On West 91st Street in Manhattan, down the street from where my friend lives, is a herd of serene stone llamas, or yaks, or horses, I’m not sure, fat and solid and inviting to climb on. This is the courtyard of the Wise Towers, part of New York City’s vast public housing system. In New York, public housing is housing for the city’s working class, part of the infrastructure necessary to keep such an enormous city running. It’s a children’s playground of stone animals, with a huge sand-cast mural in the back and a water feature that sometimes spouts off from a couple of stone pyramids. They were created by Constantino Nivola, known for huge abstract cast stone works. A Time magazine article from 1965 described residents’ reactions to the playground: “A nearby housewife thinks it may all be obscene. A local clergyman says frankly: ‘This art escapes me.’ The kids? They all seem to love it. ‘Swings are for babies,’ says one seven-year-old lad. ‘I’m not a baby any more.’”[1] They are something from another time, or a timeless time, some mythical age when the working class deserved the best of art: permanent, beautiful, at kid’s or at giant’s eye-level, tactile, inviting to be touched and climbed and mounted and imagined as part of a growing child’s expanding universe.

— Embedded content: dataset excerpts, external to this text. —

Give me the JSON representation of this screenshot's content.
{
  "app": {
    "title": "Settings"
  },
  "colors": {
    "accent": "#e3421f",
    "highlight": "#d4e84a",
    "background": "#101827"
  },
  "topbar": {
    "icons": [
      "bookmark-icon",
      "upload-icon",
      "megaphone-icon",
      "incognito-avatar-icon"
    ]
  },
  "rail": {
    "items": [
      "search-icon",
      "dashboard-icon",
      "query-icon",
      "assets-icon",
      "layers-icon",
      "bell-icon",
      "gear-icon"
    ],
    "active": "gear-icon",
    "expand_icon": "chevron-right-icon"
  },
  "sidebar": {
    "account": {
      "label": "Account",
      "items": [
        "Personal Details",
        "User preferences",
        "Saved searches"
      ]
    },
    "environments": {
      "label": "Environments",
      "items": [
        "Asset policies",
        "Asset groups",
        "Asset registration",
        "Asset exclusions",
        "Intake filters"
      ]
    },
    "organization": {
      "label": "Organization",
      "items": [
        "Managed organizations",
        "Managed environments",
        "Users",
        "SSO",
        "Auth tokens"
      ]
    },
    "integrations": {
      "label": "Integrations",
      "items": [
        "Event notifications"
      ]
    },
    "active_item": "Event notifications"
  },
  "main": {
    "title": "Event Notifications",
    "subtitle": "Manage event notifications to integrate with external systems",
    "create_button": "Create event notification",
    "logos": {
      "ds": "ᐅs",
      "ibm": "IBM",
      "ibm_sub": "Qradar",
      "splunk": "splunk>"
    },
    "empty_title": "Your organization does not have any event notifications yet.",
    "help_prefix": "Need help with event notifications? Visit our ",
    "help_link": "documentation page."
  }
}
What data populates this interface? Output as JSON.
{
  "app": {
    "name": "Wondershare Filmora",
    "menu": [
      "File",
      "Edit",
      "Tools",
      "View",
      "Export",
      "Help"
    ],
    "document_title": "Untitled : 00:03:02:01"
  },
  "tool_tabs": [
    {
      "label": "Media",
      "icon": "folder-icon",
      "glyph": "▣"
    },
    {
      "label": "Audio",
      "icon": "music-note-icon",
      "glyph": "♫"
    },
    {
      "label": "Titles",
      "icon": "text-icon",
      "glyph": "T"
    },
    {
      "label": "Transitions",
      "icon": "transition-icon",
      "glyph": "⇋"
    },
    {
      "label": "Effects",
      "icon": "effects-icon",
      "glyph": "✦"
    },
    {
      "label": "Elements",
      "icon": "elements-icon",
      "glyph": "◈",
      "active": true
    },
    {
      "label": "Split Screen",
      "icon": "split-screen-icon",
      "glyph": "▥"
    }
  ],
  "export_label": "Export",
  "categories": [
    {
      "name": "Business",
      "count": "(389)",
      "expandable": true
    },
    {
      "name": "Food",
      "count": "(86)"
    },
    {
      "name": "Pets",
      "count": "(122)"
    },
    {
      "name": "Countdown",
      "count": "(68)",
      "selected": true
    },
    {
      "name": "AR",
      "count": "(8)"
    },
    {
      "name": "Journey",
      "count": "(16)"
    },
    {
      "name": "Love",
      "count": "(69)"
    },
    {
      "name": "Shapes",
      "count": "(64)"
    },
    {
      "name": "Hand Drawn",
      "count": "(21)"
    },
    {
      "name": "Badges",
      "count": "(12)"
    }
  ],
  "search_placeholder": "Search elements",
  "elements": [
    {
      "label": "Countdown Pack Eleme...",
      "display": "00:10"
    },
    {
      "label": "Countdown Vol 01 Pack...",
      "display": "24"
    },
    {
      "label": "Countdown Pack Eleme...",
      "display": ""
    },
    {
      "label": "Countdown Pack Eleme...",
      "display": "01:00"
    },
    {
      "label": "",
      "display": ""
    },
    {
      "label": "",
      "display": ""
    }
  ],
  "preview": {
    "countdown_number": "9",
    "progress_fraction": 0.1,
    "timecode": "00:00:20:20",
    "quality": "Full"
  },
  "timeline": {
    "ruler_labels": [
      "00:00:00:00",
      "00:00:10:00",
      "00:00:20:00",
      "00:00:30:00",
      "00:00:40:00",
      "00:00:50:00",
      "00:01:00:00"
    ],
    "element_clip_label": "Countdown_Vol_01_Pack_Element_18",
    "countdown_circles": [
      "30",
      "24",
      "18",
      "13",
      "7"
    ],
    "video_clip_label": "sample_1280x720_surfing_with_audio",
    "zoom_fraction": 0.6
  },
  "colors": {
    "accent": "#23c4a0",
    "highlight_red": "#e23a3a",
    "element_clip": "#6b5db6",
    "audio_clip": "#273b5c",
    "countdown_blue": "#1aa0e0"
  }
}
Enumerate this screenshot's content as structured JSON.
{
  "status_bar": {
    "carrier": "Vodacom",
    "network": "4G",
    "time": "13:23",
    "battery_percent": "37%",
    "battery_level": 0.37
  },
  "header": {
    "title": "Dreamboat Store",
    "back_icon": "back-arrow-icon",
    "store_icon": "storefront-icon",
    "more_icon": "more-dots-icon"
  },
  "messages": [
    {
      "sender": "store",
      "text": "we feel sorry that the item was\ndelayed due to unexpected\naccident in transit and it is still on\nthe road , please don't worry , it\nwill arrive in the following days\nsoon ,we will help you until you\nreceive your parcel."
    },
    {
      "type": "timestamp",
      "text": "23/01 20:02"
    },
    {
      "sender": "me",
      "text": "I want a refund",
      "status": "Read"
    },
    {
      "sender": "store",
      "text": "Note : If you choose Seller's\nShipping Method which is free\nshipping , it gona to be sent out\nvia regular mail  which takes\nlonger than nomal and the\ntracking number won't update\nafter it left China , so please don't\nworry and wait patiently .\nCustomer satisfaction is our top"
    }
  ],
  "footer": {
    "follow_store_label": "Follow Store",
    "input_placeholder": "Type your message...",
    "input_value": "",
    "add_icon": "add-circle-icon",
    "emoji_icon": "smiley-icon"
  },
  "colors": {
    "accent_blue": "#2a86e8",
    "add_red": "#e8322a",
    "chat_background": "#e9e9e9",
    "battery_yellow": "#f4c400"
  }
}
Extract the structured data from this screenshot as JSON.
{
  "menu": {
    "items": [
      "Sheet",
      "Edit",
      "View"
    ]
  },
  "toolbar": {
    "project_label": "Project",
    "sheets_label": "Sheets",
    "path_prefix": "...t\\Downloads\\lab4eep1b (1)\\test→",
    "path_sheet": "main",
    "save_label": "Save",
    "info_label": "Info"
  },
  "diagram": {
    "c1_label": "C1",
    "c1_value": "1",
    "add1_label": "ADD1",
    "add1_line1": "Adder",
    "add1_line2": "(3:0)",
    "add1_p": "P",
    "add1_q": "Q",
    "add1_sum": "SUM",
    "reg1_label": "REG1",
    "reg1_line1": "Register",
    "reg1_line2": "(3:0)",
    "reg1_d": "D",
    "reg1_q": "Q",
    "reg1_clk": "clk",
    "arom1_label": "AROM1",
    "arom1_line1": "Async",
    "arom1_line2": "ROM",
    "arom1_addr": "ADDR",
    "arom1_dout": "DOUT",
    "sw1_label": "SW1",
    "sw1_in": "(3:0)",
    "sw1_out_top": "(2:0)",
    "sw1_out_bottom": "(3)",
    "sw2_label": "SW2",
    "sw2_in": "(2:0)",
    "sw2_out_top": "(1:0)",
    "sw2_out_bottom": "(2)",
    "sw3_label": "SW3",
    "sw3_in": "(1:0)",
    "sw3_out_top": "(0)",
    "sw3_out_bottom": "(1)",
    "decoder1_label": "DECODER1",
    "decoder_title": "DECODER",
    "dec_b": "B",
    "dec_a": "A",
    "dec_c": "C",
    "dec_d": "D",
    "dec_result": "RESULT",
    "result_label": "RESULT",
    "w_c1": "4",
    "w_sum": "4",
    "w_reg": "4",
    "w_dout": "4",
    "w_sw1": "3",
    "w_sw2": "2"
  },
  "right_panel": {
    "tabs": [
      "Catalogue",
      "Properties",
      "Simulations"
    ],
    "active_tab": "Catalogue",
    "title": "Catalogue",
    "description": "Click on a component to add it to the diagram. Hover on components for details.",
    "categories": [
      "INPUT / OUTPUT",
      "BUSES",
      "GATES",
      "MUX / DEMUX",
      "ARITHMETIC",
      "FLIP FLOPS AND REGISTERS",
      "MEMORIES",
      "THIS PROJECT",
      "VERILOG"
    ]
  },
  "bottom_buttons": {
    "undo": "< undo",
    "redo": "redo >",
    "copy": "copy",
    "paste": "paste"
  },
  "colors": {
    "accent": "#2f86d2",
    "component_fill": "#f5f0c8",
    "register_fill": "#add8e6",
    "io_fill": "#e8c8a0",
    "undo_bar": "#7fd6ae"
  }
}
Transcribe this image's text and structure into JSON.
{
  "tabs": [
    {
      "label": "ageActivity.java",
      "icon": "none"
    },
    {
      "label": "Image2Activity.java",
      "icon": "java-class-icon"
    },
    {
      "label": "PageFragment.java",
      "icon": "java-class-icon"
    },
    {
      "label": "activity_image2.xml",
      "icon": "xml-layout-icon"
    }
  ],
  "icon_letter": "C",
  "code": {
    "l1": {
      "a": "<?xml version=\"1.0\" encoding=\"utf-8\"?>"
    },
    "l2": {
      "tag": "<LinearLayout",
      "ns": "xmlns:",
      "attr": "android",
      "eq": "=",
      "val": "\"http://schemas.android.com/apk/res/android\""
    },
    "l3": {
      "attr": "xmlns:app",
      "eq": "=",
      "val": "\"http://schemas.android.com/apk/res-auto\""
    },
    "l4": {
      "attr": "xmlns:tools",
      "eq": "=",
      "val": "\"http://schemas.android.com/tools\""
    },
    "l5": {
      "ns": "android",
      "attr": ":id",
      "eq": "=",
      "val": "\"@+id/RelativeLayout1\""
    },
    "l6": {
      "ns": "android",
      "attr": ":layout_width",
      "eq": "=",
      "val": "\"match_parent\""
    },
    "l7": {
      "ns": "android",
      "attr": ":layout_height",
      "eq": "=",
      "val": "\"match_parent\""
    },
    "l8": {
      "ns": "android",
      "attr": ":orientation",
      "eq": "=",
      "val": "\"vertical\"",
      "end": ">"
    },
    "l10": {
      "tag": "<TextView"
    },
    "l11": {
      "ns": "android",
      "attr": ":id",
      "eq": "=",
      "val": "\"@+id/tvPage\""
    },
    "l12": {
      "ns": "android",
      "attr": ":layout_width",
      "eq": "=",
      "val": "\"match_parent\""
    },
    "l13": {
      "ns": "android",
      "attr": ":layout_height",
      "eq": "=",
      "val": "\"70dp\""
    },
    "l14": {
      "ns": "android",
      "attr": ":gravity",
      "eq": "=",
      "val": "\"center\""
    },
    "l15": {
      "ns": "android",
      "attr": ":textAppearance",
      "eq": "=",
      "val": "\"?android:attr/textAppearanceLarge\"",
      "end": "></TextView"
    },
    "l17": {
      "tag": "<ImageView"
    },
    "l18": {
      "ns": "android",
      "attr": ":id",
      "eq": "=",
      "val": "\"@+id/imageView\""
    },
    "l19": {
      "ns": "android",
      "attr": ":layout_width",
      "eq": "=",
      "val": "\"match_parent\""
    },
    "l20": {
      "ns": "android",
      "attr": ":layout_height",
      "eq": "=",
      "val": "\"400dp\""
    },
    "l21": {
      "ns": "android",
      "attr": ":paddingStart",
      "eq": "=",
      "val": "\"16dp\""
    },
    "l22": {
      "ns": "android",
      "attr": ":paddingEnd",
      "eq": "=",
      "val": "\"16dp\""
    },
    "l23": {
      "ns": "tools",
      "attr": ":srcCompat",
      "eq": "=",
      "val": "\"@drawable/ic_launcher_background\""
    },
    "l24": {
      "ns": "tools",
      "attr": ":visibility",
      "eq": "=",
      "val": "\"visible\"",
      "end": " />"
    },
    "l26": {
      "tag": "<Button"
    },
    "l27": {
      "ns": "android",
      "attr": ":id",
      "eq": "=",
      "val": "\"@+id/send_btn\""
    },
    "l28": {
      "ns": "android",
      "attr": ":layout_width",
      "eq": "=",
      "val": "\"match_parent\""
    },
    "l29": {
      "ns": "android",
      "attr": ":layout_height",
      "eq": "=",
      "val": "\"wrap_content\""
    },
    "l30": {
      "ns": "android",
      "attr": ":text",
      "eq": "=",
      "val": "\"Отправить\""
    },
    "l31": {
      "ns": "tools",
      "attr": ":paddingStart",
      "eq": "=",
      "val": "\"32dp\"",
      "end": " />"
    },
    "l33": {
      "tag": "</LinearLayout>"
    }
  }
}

The open courtyards of the old Valencia Gardens public housing, at the end of the alley where I lived for many years in San Francisco’s Mission District, were populated by a menagerie of marble animals of all sorts, cats crouching low hunting for mice, mythical extinct grizzly bears, sea lions, and a pair of upright salmon swimming against gravity. In the early 90s, Valencia was both dangerous (my bartender roommate got jumped several times walking home from work at the Firehouse), and a bit of funkiness in the otherwise (then still somewhat-decrepit) Victorian neighborhood, with potted flowers hanging from balconies, kids climbing on the sculptures, and young men leaning nonchalantly against the Art. The maker of these animals was Benny Bufano, an eccentric Bay Area sculptor, fellow traveler of the left, and peace activist. His animals at Valencia Gardens and Sunnydale brought back the native animals of California to the spaces left by the two-story concrete blocks of houses, and at Westside Courts he placed St. Francis on horseback spreading his message of brotherly love. Poet Joe Navarro, who grew up in Valencia Gardens in the 70s, remembers: “I lived near the Valencia Street side of the projects. Mounted on a brick pedestal around 4 feet high, sat a smooth stone statue of a bear sitting upright with two nursing cubs. I was very young and didn’t know much about the history of the statue. I actually climbed it to sit on the cubs. It was a youthful challenge. I liked them. Thought they were cool. But I didn’t really appreciate their aesthetic value. I had no idea at the time that it was a Bufano sculpture.”
I remember when Valencia got rebuilt: the Arts Commission temporarily relocated the Bufanos, debating about proper ways of exhibiting Art (to be viewed not touched, on proper pedestals with the art at the proscribed viewing height), and when the housing was rebuilt, they ended up in a nice, protected courtyard away from the street, looked over by security guards against vandalism and improper Playing on the Art.
There are other examples of animal playgrounds in public housing, like Edgar Miller’s Animal Court Playground at Jane Addams House from 1938, or John Bridgeman’s 1960’s animals in Britain. There is nothing particularly revolutionary about animal sculptures in social housing and children’s playgrounds, except perhaps that playgrounds don’t have to all look exactly alike, another consumer item bought off the shelf, and maybe the revolutionary ideal that art should be at the service of the people.
[1] http://www.play-scapes.com/play-history/mid-century-modern/stephen-wise-towers-playground-constantino-nivola-new-york-city-1965/
Thanks Fernando, great article! Now I’ve gotta take a trip up to 91st st. Any more playground history you’ve got up your sleeve? Why are adventure playgrounds and kid-driven play spaces so popular in Europe, but so few and far between here in the US?